Edirnekapı (Fatih)
İstanbul’un altıncı ve yedinci tepeleri arasında en yüksek noktada konumlanan Edirnekapı semti adını II. Theodosius (408-450) zamanında inşa edilen surlar arasındaki kapıdan almaktadır.
Edirnekapı nerede? Edirnekapı’ya nasıl gidilir?
Edirnekapı Tarihi
Skarlatos Byzantios’a Edirnekapı Bizans döneminde Polyander (Πολυάνδρου) veya ‘Mezarlık Kapısı’ anlamında Myriander (Μυρίανδρου) ve Kharisius (Χαρισίου) kapısı olarak anılmaktaydı. Söylencelere göre İstanbul’un fethinden sonra Fatih Sultan
Mehmet bizzat bu kapıdan kente girmiş, Hz.
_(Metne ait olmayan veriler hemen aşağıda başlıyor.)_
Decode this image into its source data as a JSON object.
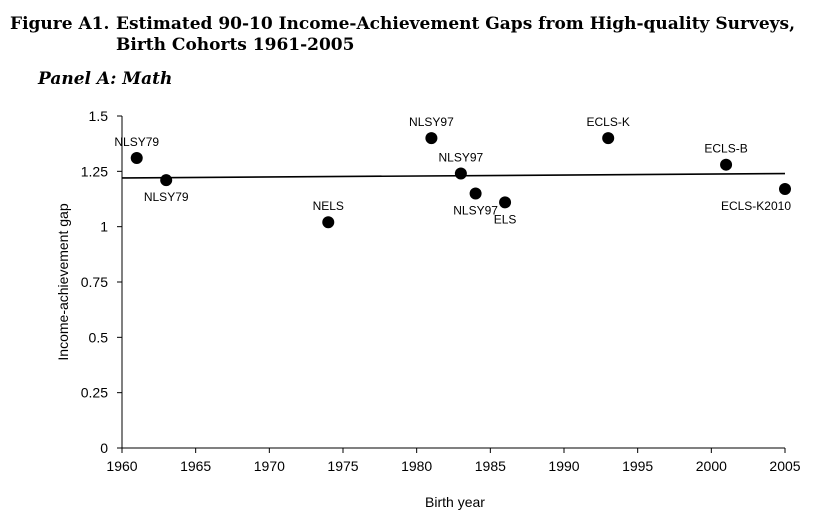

Muhammed’in sahabelerinden Ebû Εyup el-Ensârî Arapların 674’de kenti kuşatması sırasında burada şehit olmuştur. Haliç ile Marmara Denizi arasını surların ikinci kapısı olup, Rumeli’nin her tarafından İstanbul’a gelen mal ve yolcuların yanı sıra, yabancı elçilerin de başkente kabul edildiği kapının adı fetih sonrasında Edirne yolu üzerinde olmasına atfen Edirnekapı olarak değiştirilmiştir.
Osmanlı Döneminde Edirnekapı
Edirnekapı ayrıca İstanbul’un fethi sonrasında Müslüman nüfusun yerleştirildiği ilk
bölge olduğu için önem arz etmekte olup, bu yüzden İstanbul’un ilk cami, tekke ve medreseleri de burada inşa edilmiştir. Bölgedeki yapıların en önemlisi Kanuni Sultan Süleyman’ın kızı onuruna yaptırdığı Mihrimah Sultan Camidir. Skarlatos Byzantios kapının hemen dışında daha Türk taş oymacılarının mezar taşı yapıp sattıklarını kaydetmektedir. 17. yüzyıl sonlarında bölgeye gelen Eremya Kömürciyan ise kapının hemen karşısında Türklere konakların, Bayrampaşa bostanı, Beylik Çayırı ve Yenibahçe bahçeleri ile Balatlı Ermeniler ve bölge Rumların mezarlıklarının varlığını bildirmiştir. Fetih
sonrası bölgedeki Hristiyan varlığı yerinde kalmış olup, Fener’e yakın olmasının da etkisiyle 19. yüzyıla dek suriçi Rum toplumunun önemli bir bölümü Edirnekapı’da yaşamıştır. Öncesinde 19 Rum ailenin yaşadığı Edirnekapı Pazarı Mahallesi’ne 1475 yılında Kırım yarımadasındaki Kefe kentinden bazı Hristiyan aileler de yerleştirilmiştir. Ayrıca yine Osmanlı döneminde semtin kuzeyinde yer alan Eğrikapı’ya Yahudiler, güneyinde bulunan Sulukule’ye Çingeneler yerleştirilmiştir. Osmanlı döneminde Edirnekapı suriçinden Çukurbostan’a dek uzanan yolun iki tarafı yolcuların ihtiyacını gidermeye yönelik kahvehane, saraç, nalbant, mutaf ve silahçı gibi dükkanlarla çevriliydi.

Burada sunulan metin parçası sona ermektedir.